There are a million and a half sites out there that tell you how to make chocolate covered strawberries – but every one of them have you dip the strawberries and lay them down on a sheet of waxed paper to harden.
It works, but the problem with that method is it leaves the strawberries with a flat side, and that is not at all attractive to me, I love to see the berries – berry shaped.
This post is to explain how to get your berries coated in chocolate, AND beautifully shaped. The recipe is below:
A large block of floral foam
a double boiler – or a microwave safe cup
6 ounces semi sweet chocolate, chopped
1 pound strawberries with stems (about 20), washed and dried very well
3 oz white chocolate pieces (optional – if you like the white chocolate contrast)

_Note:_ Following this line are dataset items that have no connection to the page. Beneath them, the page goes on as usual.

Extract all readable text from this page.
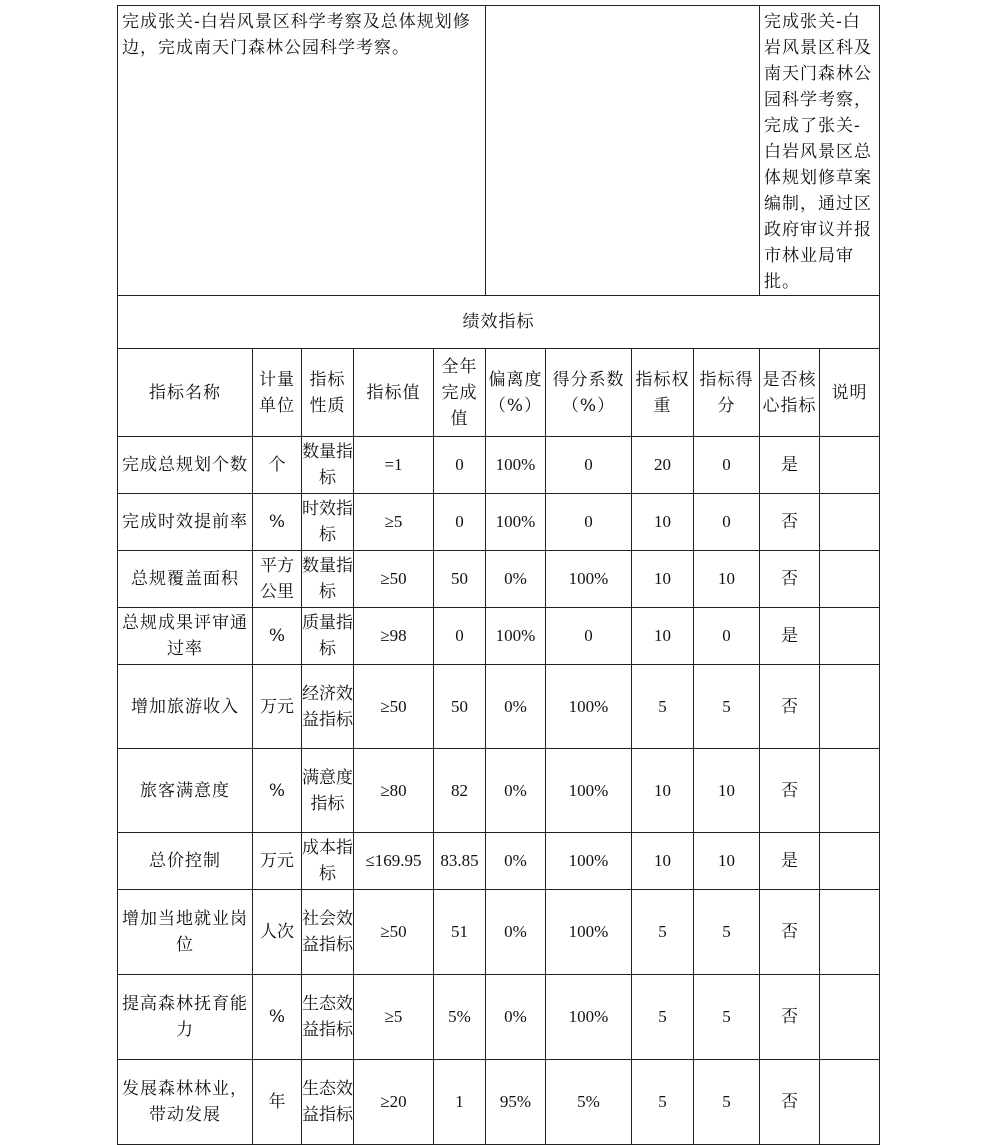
完成张关-白岩风景区科学考察及总体规划修边，完成南天门森林公园科学考察。									完成张关-白岩风景区科及南天门森林公园科学考察，完成了张关-白岩风景区总体规划修草案编制，通过区政府审议并报市林业局审批。	
绩效指标										
指标名称	计量单位	指标性质	指标值	全年完成值	偏离度（%）	得分系数（%）	指标权重	指标得分	是否核心指标	说明
完成总规划个数	个	数量指标	=1	0	100%	0	20	0	是	
完成时效提前率	%	时效指标	≥5	0	100%	0	10	0	否	
总规覆盖面积	平方公里	数量指标	≥50	50	0%	100%	10	10	否	
总规成果评审通过率	%	质量指标	≥98	0	100%	0	10	0	是	
增加旅游收入	万元	经济效益指标	≥50	50	0%	100%	5	5	否	
旅客满意度	%	满意度指标	≥80	82	0%	100%	10	10	否	
总价控制	万元	成本指标	≤169.95	83.85	0%	100%	10	10	是	
增加当地就业岗位	人次	社会效益指标	≥50	51	0%	100%	5	5	否	
提高森林抚育能力	%	生态效益指标	≥5	5%	0%	100%	5	5	否	
发展森林林业，带动发展	年	生态效益指标	≥20	1	95%	5%	5	5	否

Grand Manier or other liquor (optional)
Put the semi sweet pieces into a heat proof medium bowl, or a microwave safe cup. Fill saucepan with a couple inches of water and bring to a simmer over medium heat. Turn off the heat; set the bowl of chocolate over the water to melt. Stir until smooth. (Alternatively, melt the chocolates in a microwave at half power, for 1 minute, stir and then heat for another minute or until melted.)
Once the chocolate is melted and smooth, remove from the heat. Insert a toothpick into the stem end of the strawberry. Holding the strawberry by the toothpick AND stem, dip the fruit into the dark chocolate, lift and twist slightly, letting any excess chocolate fall back into the bowl. Turn the toothpick and strawberry upside down and insert the toothpick into the floral foam. Repeat with the rest of the strawberries.
Allow the chocolate to set, about 30 minutes.
If you have a very small syringe, you can fill the strawberry with a tiny amount of Grand Marnier, or other tasty liquor once you remove the toothpick.
If you like the white chocolate contrast, wait until the chocolate is set really firmly, then place strawberries onto a piece of waxed paper, and drizzle melted white chocolate with a fork onto the strawberries.